Imbituba (SC) – O que já era denúncia virou escândalo. Após a reportagem do Jornal Popular Catarinense revelar o abandono de equipamentos da extinta Secretaria de Agricultura, uma enxurrada de novas informações chegou à redação. As imagens e relatos são alarmantes: retroescavadeiras quebradas, sem manutenção, encobertas pelo mato e esquecidas em diferentes pontos do município. O retrato do abandono público agora tem endereço, placa e ferrugem.
Duas retroescavadeiras, que deveriam estar trabalhando em apoio à zona rural, são os símbolos mais gritantes dessa crise. Uma delas apodrece na garagem da prefeitura, em estado deplorável.
Foto: Retroescavadeira permanece parada no pátio da Prefeitura de Imbituba, aguardando conserto há meses.
A outra, no bairro Penha, está jogada às margens da estrada, com o pneu dianteiro furado e parcialmente encoberta pelo mato — prova incontestável de meses de descaso.
Foto: Retroescavadeira permanece parada no bairro penha aguardando conserto há meses.
“Eu tenho 86 anos e nunca passei por uma humilhação dessas”, relatou, em prantos, um produtor rural da Penha que procurou o jornal pedindo para não ser identificado. Com as mãos calejadas, ele revelou que pensa em abandonar de vez a atividade rural por falta de apoio. “Já pedi ajuda, implorei por manutenção das estradas vicinais, por uma máquina que pudesse abrir a vala para escoar a água. Nada. Nos ignoram.”
Nove meses de gestão, nove meses de abandono
A atual gestão do prefeito Michell Nunes, o “Peninha”, e da vice Madalena tem sido marcada por promessas não cumpridas e estruturas desmontadas. A extinção da Secretaria de Agricultura — que já foi referência regional — deixou um vazio que nem as boas intenções conseguem preencher. Hoje, os agricultores enfrentam não apenas o barro, a seca e até mesmo o alagamento indevido por falta da drenagem que deveria ser realizada pelas máquinas, mas também a ausência total do poder público.
Produtores da região norte e do interior afirmam que não há nem planejamento nem ação concreta. Muitos se sentem esquecidos e desmotivados. Para uma cidade com tradição rural e que depende da produção de base agrícola para manter parte da economia viva, esse abandono beira o inadmissível.
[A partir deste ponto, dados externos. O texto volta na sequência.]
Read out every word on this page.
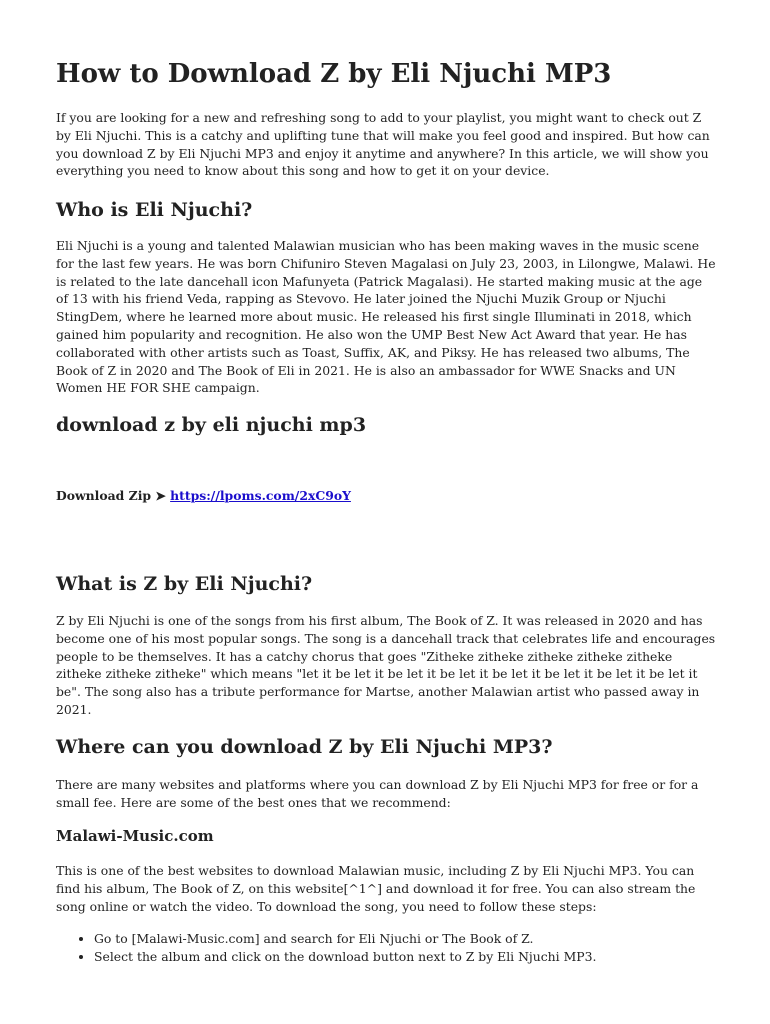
How to Download Z by Eli Njuchi MP3

If you are looking for a new and refreshing song to add to your playlist, you might want to check out Z by Eli Njuchi. This is a catchy and uplifting tune that will make you feel good and inspired. But how can you download Z by Eli Njuchi MP3 and enjoy it anytime and anywhere? In this article, we will show you everything you need to know about this song and how to get it on your device.

Who is Eli Njuchi?

Eli Njuchi is a young and talented Malawian musician who has been making waves in the music scene for the last few years. He was born Chifuniro Steven Magalasi on July 23, 2003, in Lilongwe, Malawi. He is related to the late dancehall icon Mafunyeta (Patrick Magalasi). He started making music at the age of 13 with his friend Veda, rapping as Stevovo. He later joined the Njuchi Muzik Group or Njuchi StingDem, where he learned more about music. He released his first single Illuminati in 2018, which gained him popularity and recognition. He also won the UMP Best New Act Award that year. He has collaborated with other artists such as Toast, Suffix, AK, and Piksy. He has released two albums, The Book of Z in 2020 and The Book of Eli in 2021. He is also an ambassador for WWE Snacks and UN Women HE FOR SHE campaign.

download z by eli njuchi mp3
Download Zip ➤ https://lpoms.com/2xC9oY
What is Z by Eli Njuchi?

Z by Eli Njuchi is one of the songs from his first album, The Book of Z. It was released in 2020 and has become one of his most popular songs. The song is a dancehall track that celebrates life and encourages people to be themselves. It has a catchy chorus that goes "Zitheke zitheke zitheke zitheke zitheke zitheke zitheke zitheke" which means "let it be let it be let it be let it be let it be let it be let it be let it be". The song also has a tribute performance for Martse, another Malawian artist who passed away in 2021.

Where can you download Z by Eli Njuchi MP3?

There are many websites and platforms where you can download Z by Eli Njuchi MP3 for free or for a small fee. Here are some of the best ones that we recommend:

Malawi-Music.com

This is one of the best websites to download Malawian music, including Z by Eli Njuchi MP3. You can find his album, The Book of Z, on this website[^1^] and download it for free. You can also stream the song online or watch the video. To download the song, you need to follow these steps:

• Go to [Malawi-Music.com] and search for Eli Njuchi or The Book of Z.
• Select the album and click on the download button next to Z by Eli Njuchi MP3.
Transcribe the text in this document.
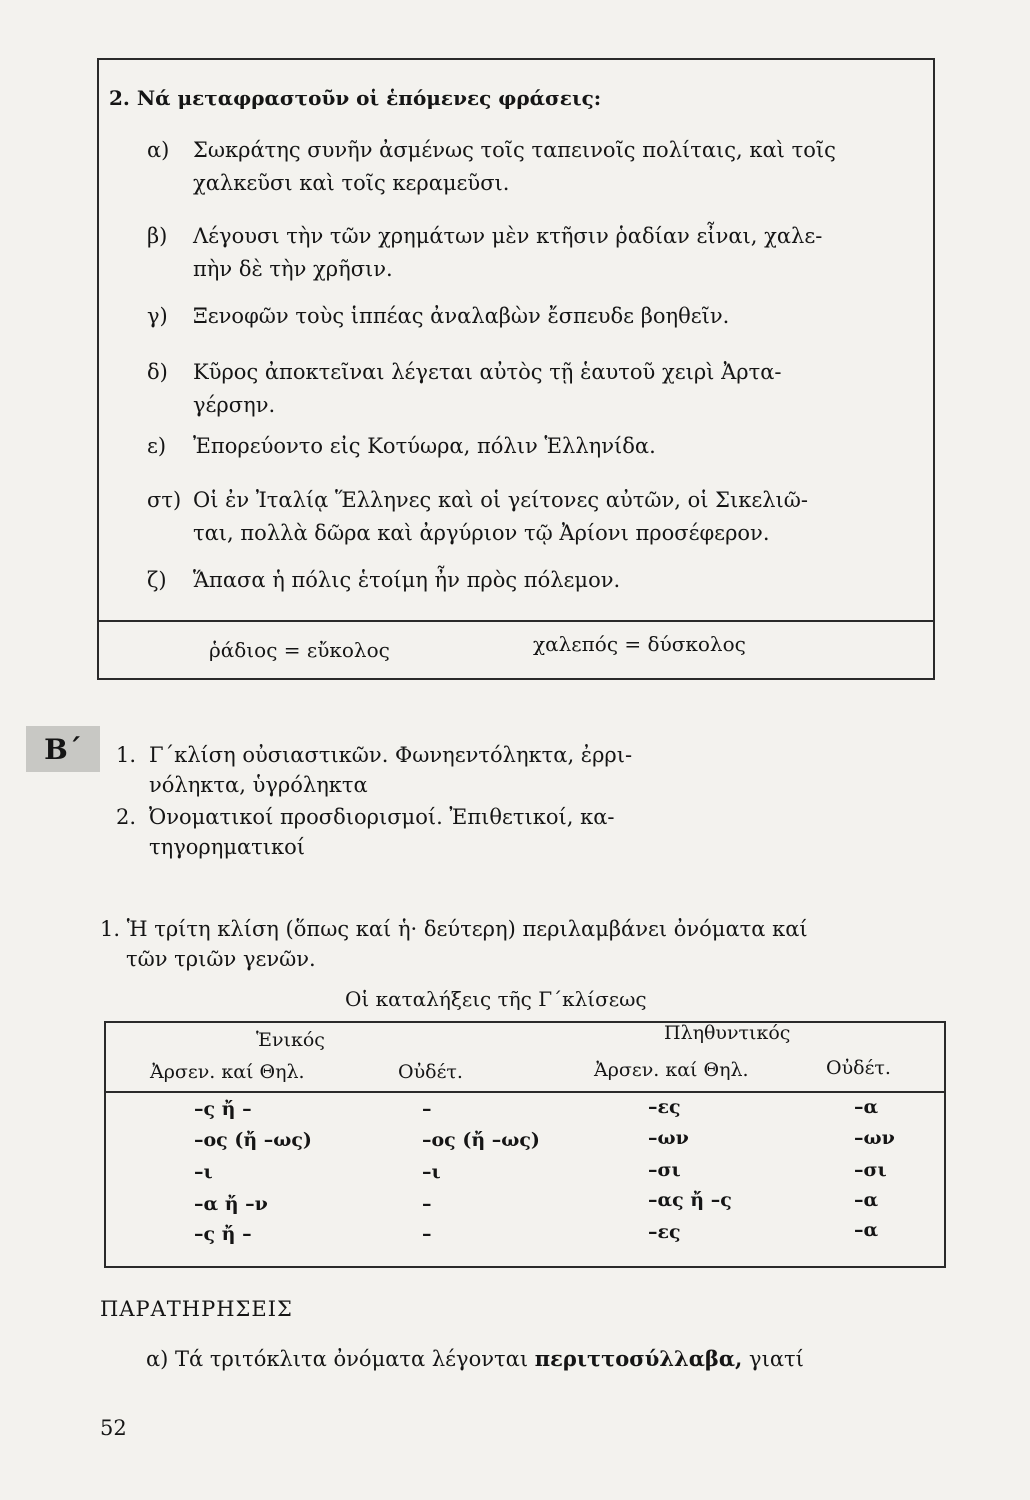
2. Νά μεταφραστοῦν οἱ ἑπόμενες φράσεις:
α) Σωκράτης συνῆν ἀσμένως τοῖς ταπεινοῖς πολίταις, καὶ τοῖς
χαλκεῦσι καὶ τοῖς κεραμεῦσι.
β) Λέγουσι τὴν τῶν χρημάτων μὲν κτῆσιν ῥαδίαν εἶναι, χαλε-
πὴν δὲ τὴν χρῆσιν.
γ) Ξενοφῶν τοὺς ἱππέας ἀναλαβὼν ἔσπευδε βοηθεῖν.
δ) Κῦρος ἀποκτεῖναι λέγεται αὐτὸς τῇ ἑαυτοῦ χειρὶ Ἀρτα-
γέρσην.
ε) Ἐπορεύοντο εἰς Κοτύωρα, πόλιν Ἑλληνίδα.
στ) Οἱ ἐν Ἰταλίᾳ Ἕλληνες καὶ οἱ γείτονες αὐτῶν, οἱ Σικελιῶ-
ται, πολλὰ δῶρα καὶ ἀργύριον τῷ Ἀρίονι προσέφερον.
ζ) Ἅπασα ἡ πόλις ἑτοίμη ἦν πρὸς πόλεμον.
ῥάδιος = εὔκολος	χαλεπός = δύσκολος
Β΄	1. Γ΄κλίση οὐσιαστικῶν. Φωνηεντόληκτα, ἐρρι-
νόληκτα, ὑγρόληκτα
2. Ὀνοματικοί προσδιορισμοί. Ἐπιθετικοί, κα-
τηγορηματικοί
1. Ἡ τρίτη κλίση (ὅπως καί ἡ· δεύτερη) περιλαμβάνει ὀνόματα καί
τῶν τριῶν γενῶν.
Οἱ καταλήξεις τῆς Γ΄κλίσεως
Ἑνικός	Πληθυντικός
Ἀρσεν. καί Θηλ.	Οὐδέτ.	Ἀρσεν. καί Θηλ.	Οὐδέτ.
–ς ἤ –	–	–ες	–α
–ος (ἤ –ως)	–ος (ἤ –ως)	–ων	–ων
–ι	–ι	–σι	–σι
–α ἤ –ν	–	–ας ἤ –ς	–α
–ς ἤ –	–	–ες	–α
ΠΑΡΑΤΗΡΗΣΕΙΣ
α) Τά τριτόκλιτα ὀνόματα λέγονται περιττοσύλλαβα, γιατί
52
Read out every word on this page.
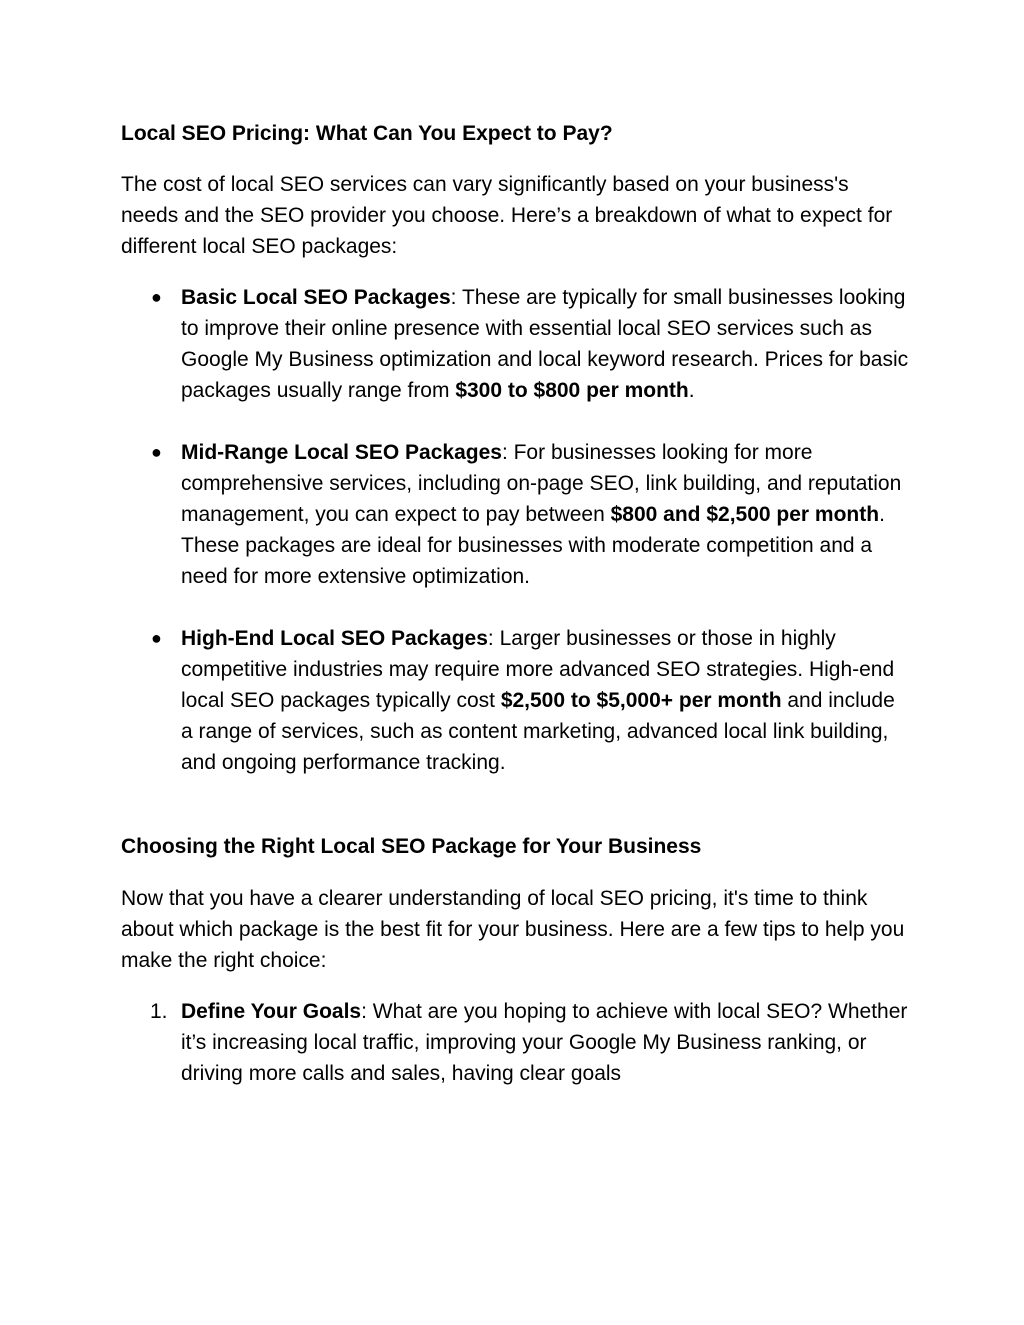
Local SEO Pricing: What Can You Expect to Pay?

The cost of local SEO services can vary significantly based on your business's needs and the SEO provider you choose. Here’s a breakdown of what to expect for different local SEO packages:

● Basic Local SEO Packages: These are typically for small businesses looking to improve their online presence with essential local SEO services such as Google My Business optimization and local keyword research. Prices for basic packages usually range from $300 to $800 per month.
● Mid-Range Local SEO Packages: For businesses looking for more comprehensive services, including on-page SEO, link building, and reputation management, you can expect to pay between $800 and $2,500 per month. These packages are ideal for businesses with moderate competition and a need for more extensive optimization.
● High-End Local SEO Packages: Larger businesses or those in highly competitive industries may require more advanced SEO strategies. High-end local SEO packages typically cost $2,500 to $5,000+ per month and include a range of services, such as content marketing, advanced local link building, and ongoing performance tracking.
Choosing the Right Local SEO Package for Your Business

Now that you have a clearer understanding of local SEO pricing, it's time to think about which package is the best fit for your business. Here are a few tips to help you make the right choice:

1. Define Your Goals: What are you hoping to achieve with local SEO? Whether it’s increasing local traffic, improving your Google My Business ranking, or driving more calls and sales, having clear goals
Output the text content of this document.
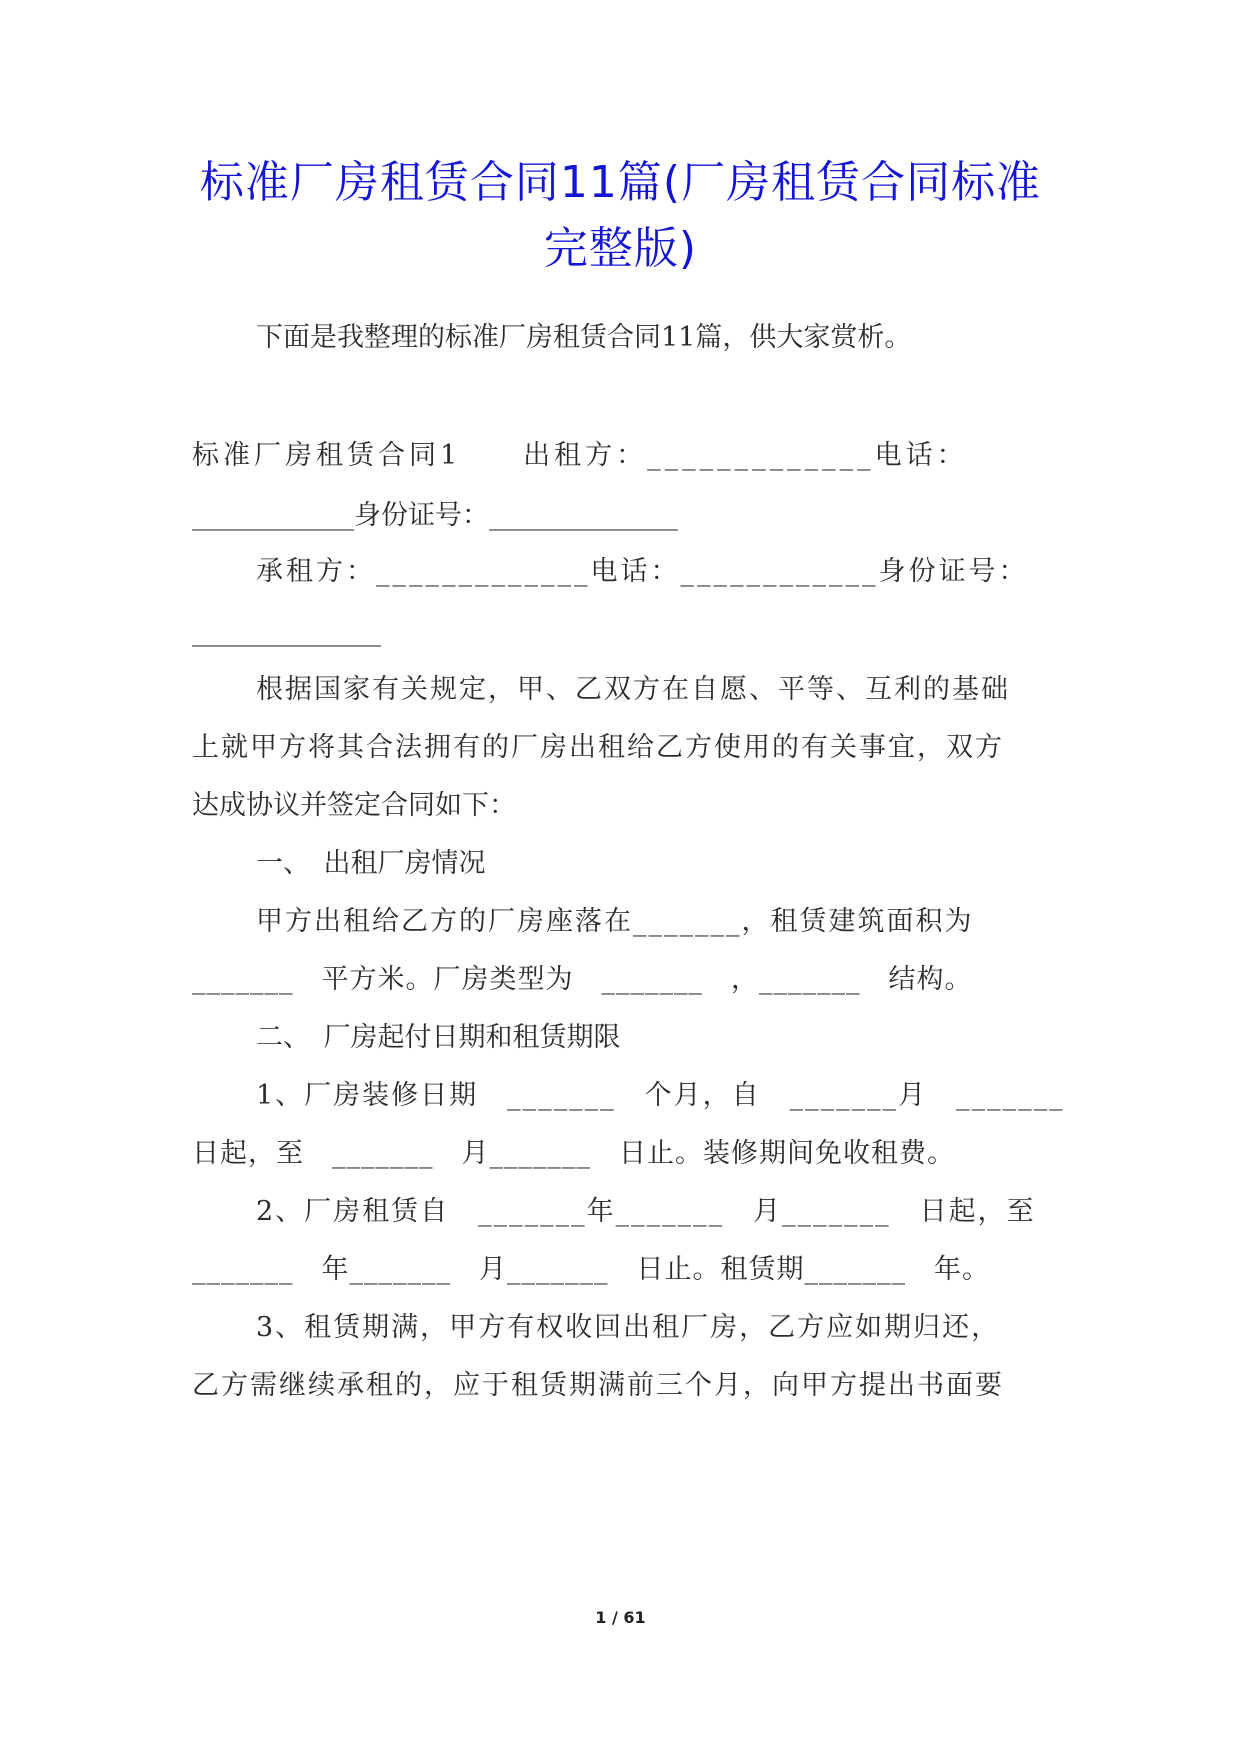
标准厂房租赁合同11篇(厂房租赁合同标准
完整版)
下面是我整理的标准厂房租赁合同11篇，供大家赏析。
标准厂房租赁合同1　　出租方：_____________电话：
____________身份证号：______________
承租方：_____________电话：____________身份证号：
______________
根据国家有关规定，甲、乙双方在自愿、平等、互利的基础
上就甲方将其合法拥有的厂房出租给乙方使用的有关事宜，双方
达成协议并签定合同如下：
一、　出租厂房情况
甲方出租给乙方的厂房座落在_______，租赁建筑面积为
_______　平方米。厂房类型为　_______　，_______　结构。
二、　厂房起付日期和租赁期限
1、厂房装修日期　_______　个月，自　_______月　_______
日起，至　_______　月_______　日止。装修期间免收租费。
2、厂房租赁自　_______年_______　月_______　日起，至
_______　年_______　月_______　日止。租赁期_______　年。
3、租赁期满，甲方有权收回出租厂房，乙方应如期归还，
乙方需继续承租的，应于租赁期满前三个月，向甲方提出书面要
1 / 61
Patrimônio público se deteriora a céu aberto
As imagens recebidas pela redação mostram equipamentos de alto custo deixados sem cobertura, sem manutenção e sem previsão de conserto. Técnicos ouvidos pela reportagem afirmam que a recuperação de alguns desses maquinários pode ultrapassar valores elevados — isso, se ainda for possível consertar.
Foto: Retroescavadeira permanece parada no pátio da Prefeitura de Imbituba, aguardando conserto há meses.
“É dinheiro do povo jogado fora. Um maquinário desses custa centenas de milhares de reais e poderia estar ajudando comunidades inteiras. O prejuízo é coletivo”, comentou um servidor que pediu anonimato por temer represálias.
Falta de política pública para o campo gera êxodo silencioso
O abandono da agricultura em Imbituba não é apenas técnico: é humano. Sem incentivos, sem suporte, sem perspectiva, agricultores mais velhos estão desistindo. Jovens não querem seguir no campo. A máquina quebrada na beira da estrada virou símbolo do desânimo de uma geração que vê o passado se desfazer e o futuro ser ignorado.
Enquanto isso, a população assiste, indignada, à lenta instalação do caos. O que era para ser gestão se tornou desgoverno. E a pergunta que ecoa no meio rural é direta e dolorosa: até quando?
O Jornal Popular Catarinense seguirá acompanhando de perto os desdobramentos dessa situação e manterá a população informada sobre os novos rumos dessa história que afeta diretamente o presente e o futuro da agricultura em Imbituba.